We've been using these for about a month at Justin.tv. They are awesome. Capacity increased from about 350mbps per m1.x-large instance to nearly 700mbps per c1.x-large instance.
As a web app developer, I've found memory to be the greatest bottleneck for both web and database servers. But this will no doubt be useful for sites like animoto that need to do a lot of offline processing.
Agreed. I'd love to read an announcement about "High Memory" instances. It'd be great to be able to pay 15 cents per hour and get the basic instance with 3 GB of RAM, or 20 cents per hour to get 5GB of ram.
RAM just hasn't gotten cheaper at the same rate as clock cycles. Offering lots of memory for very little additional money couldn't possibly be cost-effective, unless Amazon is also memory-constrained for most of their applications.
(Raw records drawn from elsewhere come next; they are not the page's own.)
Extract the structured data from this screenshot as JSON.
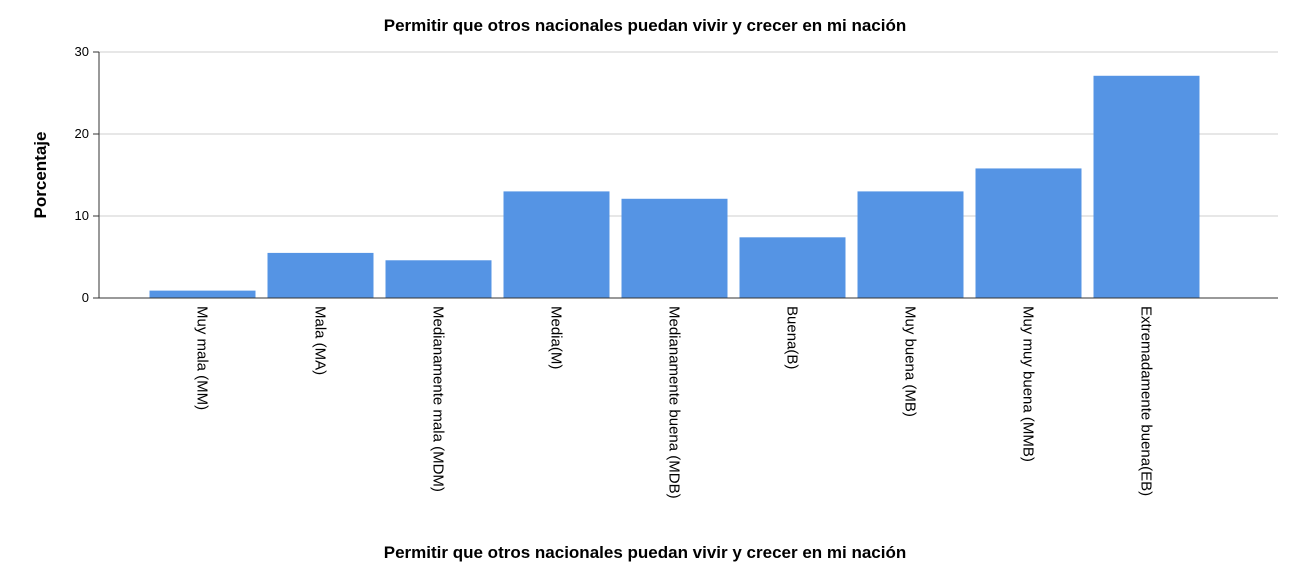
{
  "chart_data": {
    "type": "bar",
    "title": "Permitir que otros nacionales puedan vivir y crecer en mi nación",
    "xlabel": "Permitir que otros nacionales puedan vivir y crecer en mi nación",
    "ylabel": "Porcentaje",
    "categories": [
      "Muy mala (MM)",
      "Mala (MA)",
      "Medianamente mala (MDM)",
      "Media(M)",
      "Medianamente buena (MDB)",
      "Buena(B)",
      "Muy buena (MB)",
      "Muy muy buena (MMB)",
      "Extremadamente buena(EB)"
    ],
    "values": [
      0.9,
      5.5,
      4.6,
      13.0,
      12.1,
      7.4,
      13.0,
      15.8,
      27.1
    ],
    "ylim": [
      0,
      30
    ],
    "yticks": [
      "0",
      "10",
      "20",
      "30"
    ],
    "grid": true,
    "bar_color": "#5594e4"
  }
}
Regardless, you can almost always trade CPU time and/or IO for memory in webapps. Limit your RAM caching, and move less-frequently-used data to temporary files on disk. Be more judicious in your SQL, so that you don't return large result sets to your application servers which then get filtered further in your business logic. Hell, run one or two fewer app server processes to begin with, and just bring up another EC2 image to handle load if you need it.
Has anyone done a benchmark comparing a real machine to an EC2 instance on something concrete that is processor-bound? I'd be interested in hearing from anyone who has personally made a comparison in some manner.
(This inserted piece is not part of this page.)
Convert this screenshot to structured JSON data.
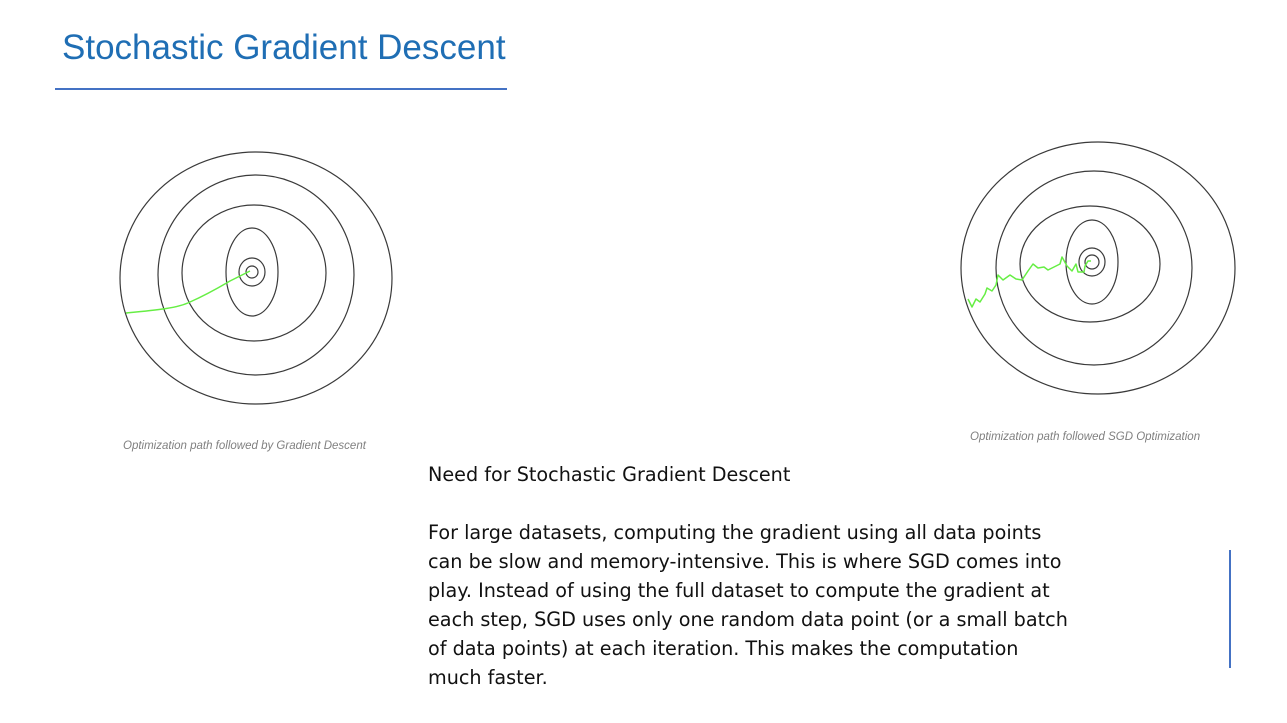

That wouldn't be consistent over time. The EC2 Compute Units represent the power of a certain type of CPU at a certain point in time. Performance for a given clock speed has increased dramatically over the past few years. If you have a suggestion for something better, I can definitely pass it along to the EC2 team.
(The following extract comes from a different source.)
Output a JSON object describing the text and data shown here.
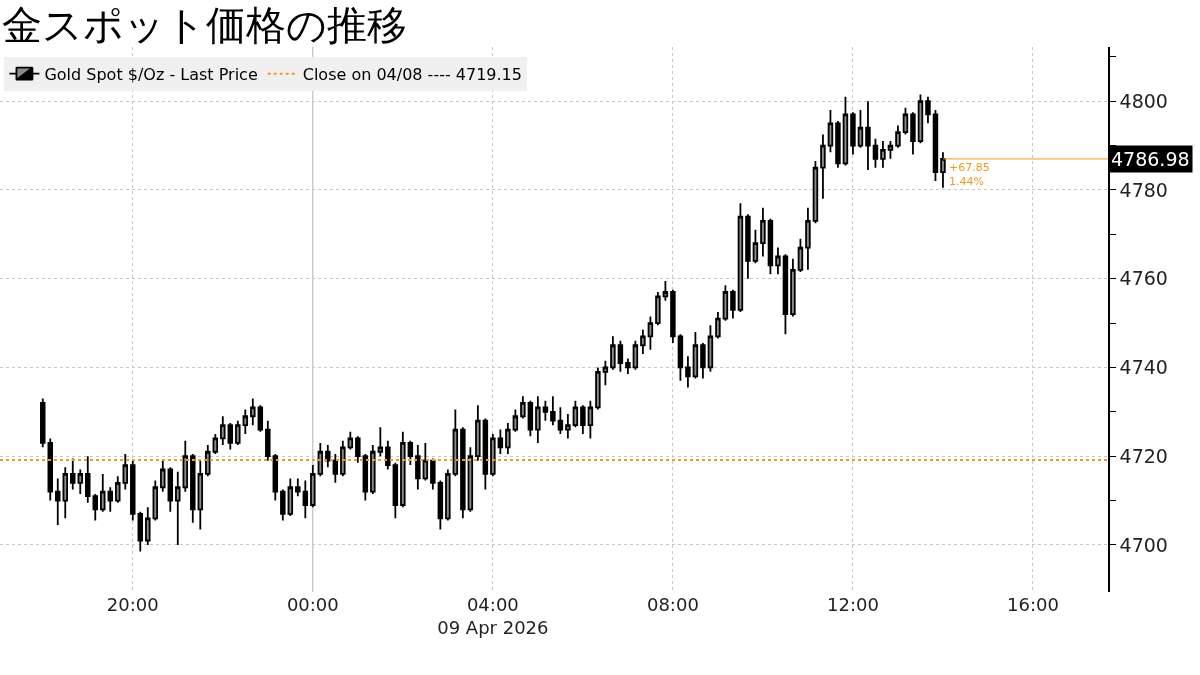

I like the EC2 compute units in general -- they are much better than keeping track of many different models of CPUs. There are, however, a couple of important limitations with this approach: First, different processors vary considerably in their integer : floating-point performance ratios, so your notion of how a modern CPU compares to a 1.0 GHz 2007 Opteron might be different from mine. Second, because the rated performance of instances is a minimum value and some instances (if you're lucky to get a new box, presumably) have slightly higher performance, it's not possible to test code on one instance and then expect it to take the same amount of time if run on a different instance of the same nominal size.
To solve these two issues, I'd suggest taking the SPEC benchmarks (yes, they're crude... but they're better than nothing), publishing minimum SPECint and SPECfp values per EC2 Compute Unit, and then adding an API call to say "tell me what the SPEC values are for my instance i-12345678".
Of course, there are more complicated approaches which could work -- I can imagine a system where instead of having a pool of "small" instances, there are some "1 core, SPECint_base2000 750" instances, some "1 core, SPECint_base2000 800" instances, et cetera, and different prices for each (maybe even fluctuating from hour to hour based on demand or an auction system).
Ignoring NetBurst and assuming that Amazon decommissions servers after three or four years, I think frequency is a decent proxy for performance. If I built EC2 I would expose the real frequency and processor type, so instead of renting a "c1.xlarge" instance, you'd ask for "8x2.5GHz-IntelCore-7GB".